Background: Patient acuity tools have been used to classify patients according to care needs to serve a variety of purposes.1 Several navigation programs have attempted to develop acuity tools to characterize patient data toward the determination of workload distribution,2 but at this time no validated acuity tools exist. In a healthcare environment where navigators are expected to “do more with less,” it is useful to stratify patients according to care needs and assign navigation activities according to those needs. It is also necessary that navigation programs measure their effectiveness through meaningful metrics.3 Psychosocial distress and barriers to care are metrics related to clinical outcomes.4 Navigation-specific patient acuity scores based on barriers and distress may be instrumental in both assigning navigation activities and as clinical outcome metrics.

Objectives: Explore the relationship between acuity scores (based on the number of barriers to care and a patient’s reported distress level) and the reliability of an institutionally developed protocol to sufficiently meet the care needs of acuity-stratified patients as evidenced by decreasing acuity scores. Examine the concept of acuity decreases (resolved barriers, decreased distress) as a metric for navigation-driven clinical outcomes. Does moving a patient from high acuity to low acuity demonstrate effective navigation?
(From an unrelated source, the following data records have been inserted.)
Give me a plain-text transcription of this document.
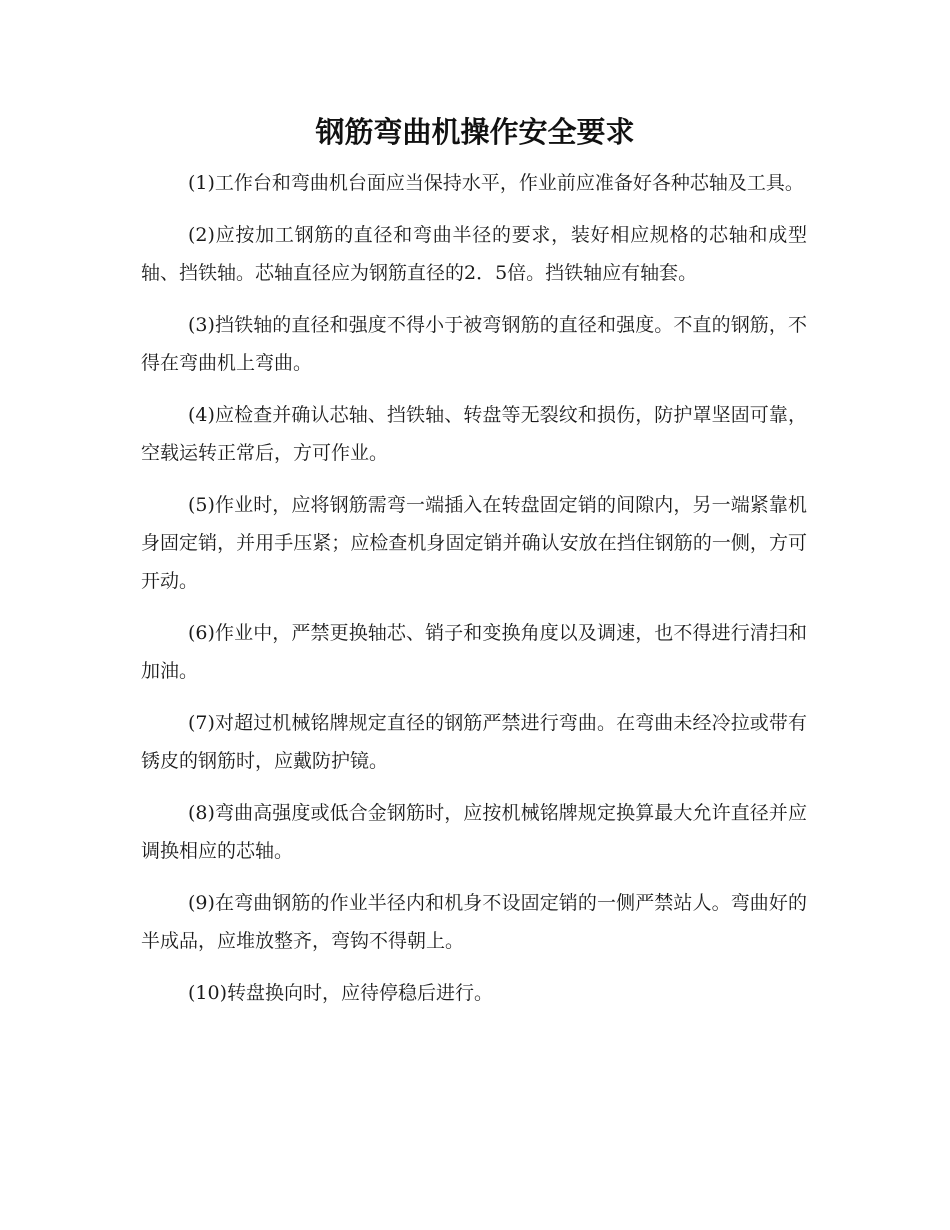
钢筋弯曲机操作安全要求

(1)工作台和弯曲机台面应当保持水平，作业前应准备好各种芯轴及工具。

(2)应按加工钢筋的直径和弯曲半径的要求，装好相应规格的芯轴和成型轴、挡铁轴。芯轴直径应为钢筋直径的2．5倍。挡铁轴应有轴套。

(3)挡铁轴的直径和强度不得小于被弯钢筋的直径和强度。不直的钢筋，不得在弯曲机上弯曲。

(4)应检查并确认芯轴、挡铁轴、转盘等无裂纹和损伤，防护罩坚固可靠，空载运转正常后，方可作业。

(5)作业时，应将钢筋需弯一端插入在转盘固定销的间隙内，另一端紧靠机身固定销，并用手压紧；应检查机身固定销并确认安放在挡住钢筋的一侧，方可开动。

(6)作业中，严禁更换轴芯、销子和变换角度以及调速，也不得进行清扫和加油。

(7)对超过机械铭牌规定直径的钢筋严禁进行弯曲。在弯曲未经冷拉或带有锈皮的钢筋时，应戴防护镜。

(8)弯曲高强度或低合金钢筋时，应按机械铭牌规定换算最大允许直径并应调换相应的芯轴。

(9)在弯曲钢筋的作业半径内和机身不设固定销的一侧严禁站人。弯曲好的半成品，应堆放整齐，弯钩不得朝上。

(10)转盘换向时，应待停稳后进行。
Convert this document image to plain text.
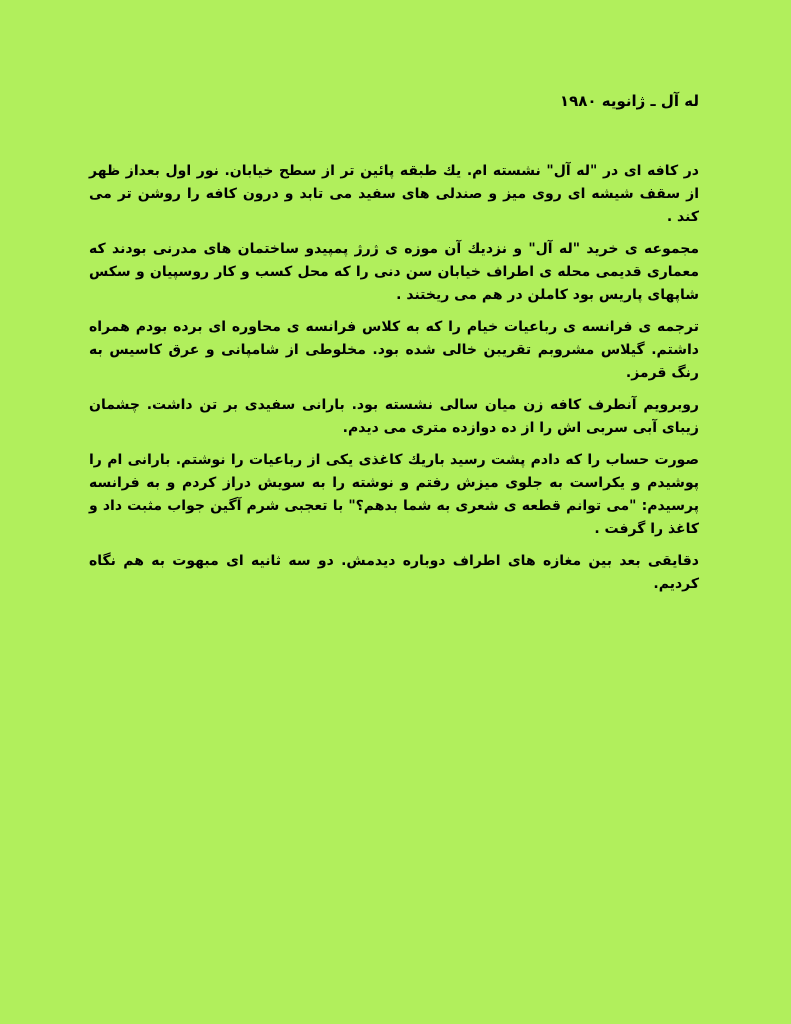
له آل ـ ژانویه ۱۹۸۰

در کافه ای در "له آل" نشسته ام. یك طبقه پائین تر از سطح خیابان. نور اول بعداز ظهر از سقف شیشه ای روی میز و صندلی های سفید می تابد و درون کافه را روشن تر می کند .

مجموعه ی خرید "له آل" و نزدیك آن موزه ی ژرژ پمپیدو ساختمان های مدرنی بودند که معماری قدیمی محله ی اطراف خیابان سن دنی را که محل کسب و کار روسپیان و سکس شاپهای پاریس بود کاملن در هم می ریختند .

ترجمه ی فرانسه ی رباعیات خیام را که به کلاس فرانسه ی محاوره ای برده بودم همراه داشتم. گیلاس مشروبم تقریبن خالی شده بود. مخلوطی از شامپانی و عرق کاسیس به رنگ قرمز.

روبرویم آنطرف کافه زن میان سالی نشسته بود. بارانی سفیدی بر تن داشت. چشمان زیبای آبی سربی اش را از ده دوازده متری می دیدم.

صورت حساب را که دادم پشت رسید باریك کاغذی یکی از رباعیات را نوشتم. بارانی ام را پوشیدم و یکراست به جلوی میزش رفتم و نوشته را به سویش دراز کردم و به فرانسه پرسیدم: "می توانم قطعه ی شعری به شما بدهم؟" با تعجبی شرم آگین جواب مثبت داد و کاغذ را گرفت .

دقایقی بعد بین مغازه های اطراف دوباره دیدمش. دو سه ثانیه ای مبهوت به هم نگاه کردیم.
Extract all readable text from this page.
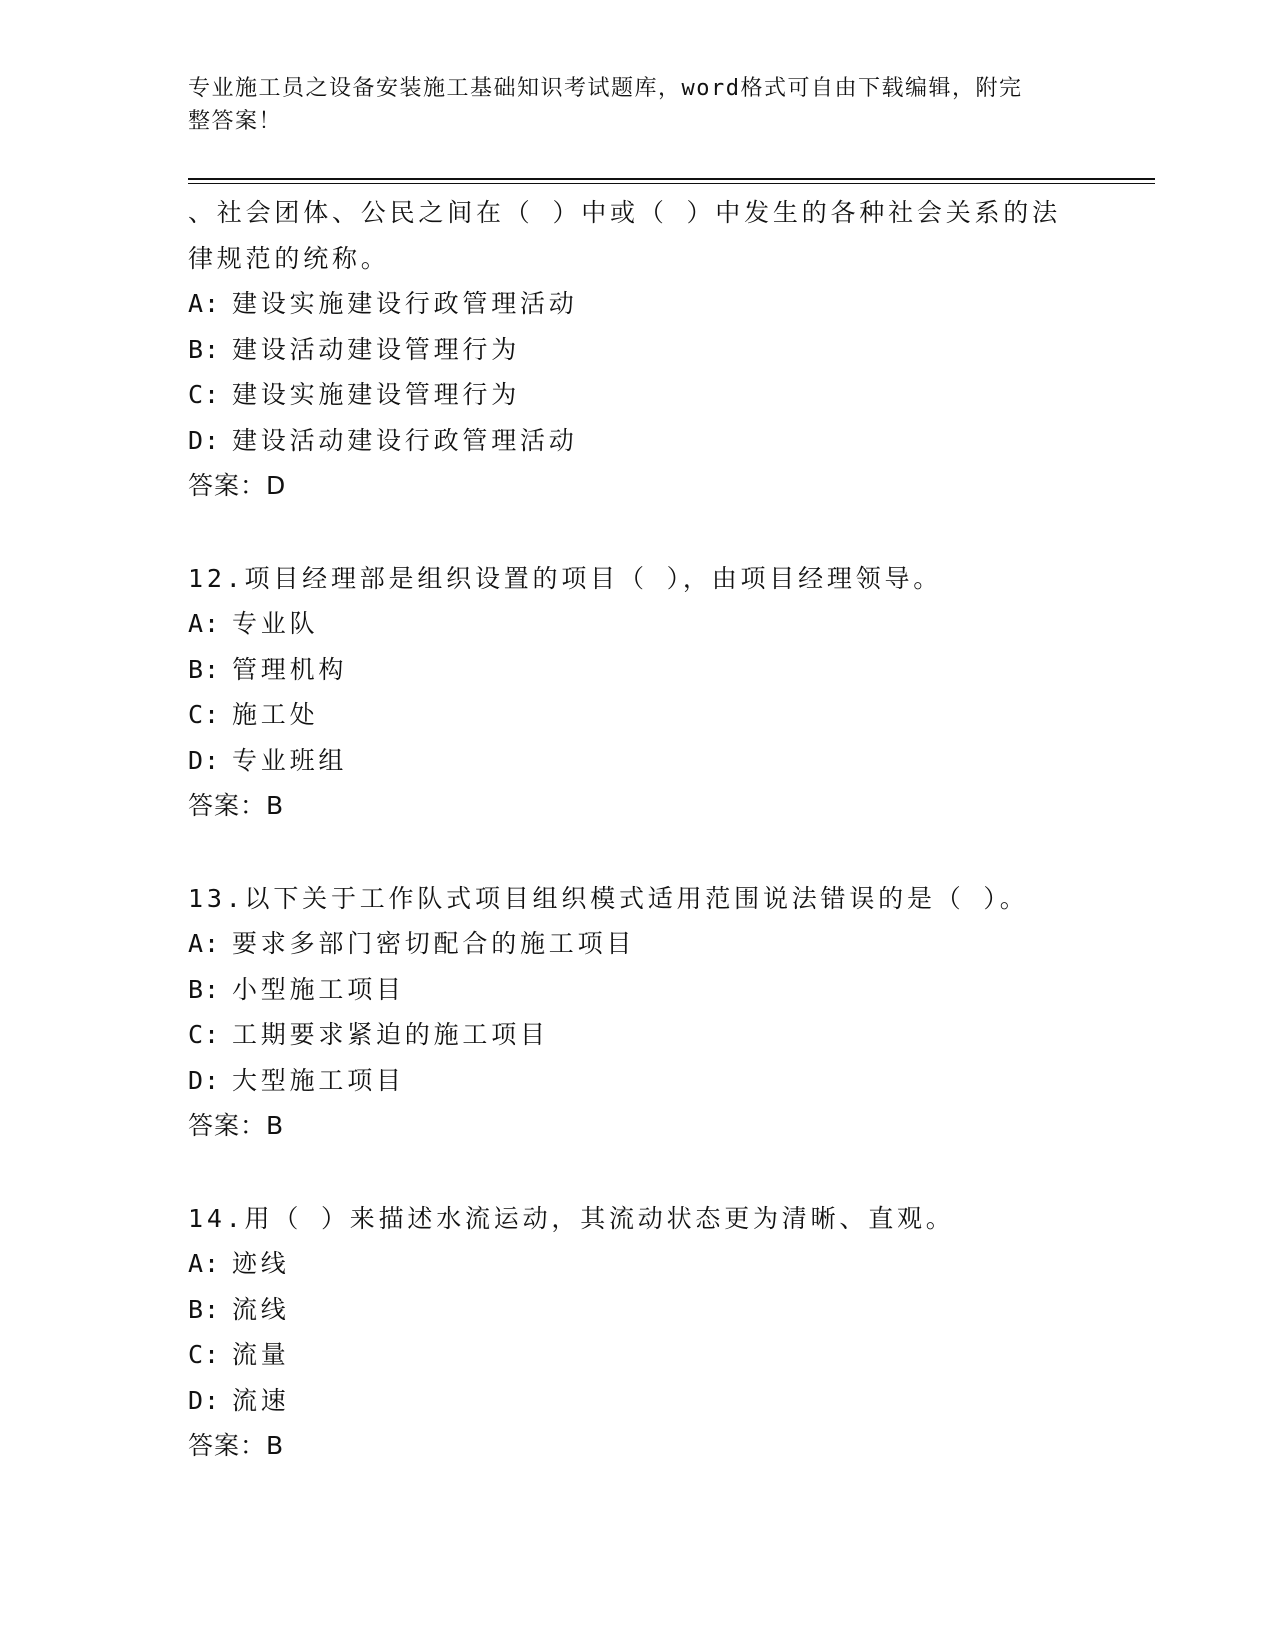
专业施工员之设备安装施工基础知识考试题库，word格式可自由下载编辑，附完
整答案！
、社会团体、公民之间在（ ）中或（ ）中发生的各种社会关系的法
律规范的统称。
A: 建设实施建设行政管理活动
B: 建设活动建设管理行为
C: 建设实施建设管理行为
D: 建设活动建设行政管理活动
答案：D
12.项目经理部是组织设置的项目（ ），由项目经理领导。
A: 专业队
B: 管理机构
C: 施工处
D: 专业班组
答案：B
13.以下关于工作队式项目组织模式适用范围说法错误的是（ ）。
A: 要求多部门密切配合的施工项目
B: 小型施工项目
C: 工期要求紧迫的施工项目
D: 大型施工项目
答案：B
14.用（ ）来描述水流运动，其流动状态更为清晰、直观。
A: 迹线
B: 流线
C: 流量
D: 流速
答案：B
Methods: In the acuity tool selected for this preliminary work, a score is assigned to patients based on where the y axis and the x axis intersect on a graph. The graph has been separated into segments defined as acuity gradations (normal, low, medium, and high). At the initial assessment, the number of barriers to care are plotted on the y axis, and the patient’s reported distress value is plotted on the x axis.5 The resulting acuity score was assigned a predetermined level of navigation activity according to an institutionally developed Barrier and Distress Resolution Protocol. Higher acuity patients received more frequent acuity reassessments to determine if barriers/distress were improving from navigation interventions. Reassessment of barriers and distress have 3 possible acuity outcomes: the acuity score either decreases, increases, or remains the same. Navigators tracked reassessment data as part of their daily routine and reported the acuity change data monthly.

Results: Data collection is ongoing. Acuity changes for 962 patients were tracked in quarterly increments over 6 months in 2018. In the first quarter, 61% of the changes represented a decrease in acuity, 5% represented an increase in acuity, and 63% remained unchanged. In the second quarter, 54% showed a decrease in acuity, 5% showed an increase, and 77% were unchanged.

Conclusion: At this early date, preliminary results show acuity decreases with reassessment of barriers/distress. More data/analysis is needed to determine if the Barrier and Distress Resolution Protocol consistently results in positive clinical outcomes as evidenced by decreased acuity. Similarly, further examination is needed to link decreasing acuity directly to navigation activities aimed at reducing barriers and distress as a metric.

Implications: Using patient acuity scores to assign care protocols may help navigators better prioritize their time. Acuity changes may be another metric to help evaluate effectiveness of navigation activities.


References

  1. American Nurses Association. Patient Classification and Acuity Systems. www.nursingworld.org/practice-policy/work-environment/nurse-staffing/workforce-managment-pcas-and-the-rfp-process. Accessed August 2018.
  2. Blaseg K. Patient navigation at Billings Clinic: an NCI Community Cancers Program (NCCCP) pilot site. www.accc-cancer.org/docs/projects/resources/pdf/patientnavigation-guide/s15.pdf?sfvrsn=875c3b10_0.
  3. Johnston D, Strusowski T, Sein E. AONN+ national evidence-based oncology navigation metrics quality study: demonstrate value and sustainability of navigation programs. Journal of Oncology Navigation & Survivorship. 2018;9(3):120-122.
  4. Strusowski T, Stapp J. Patient navigation metrics: measuring the impact of your patient navigation services. Oncology Issues. 2016;31(1):62-69.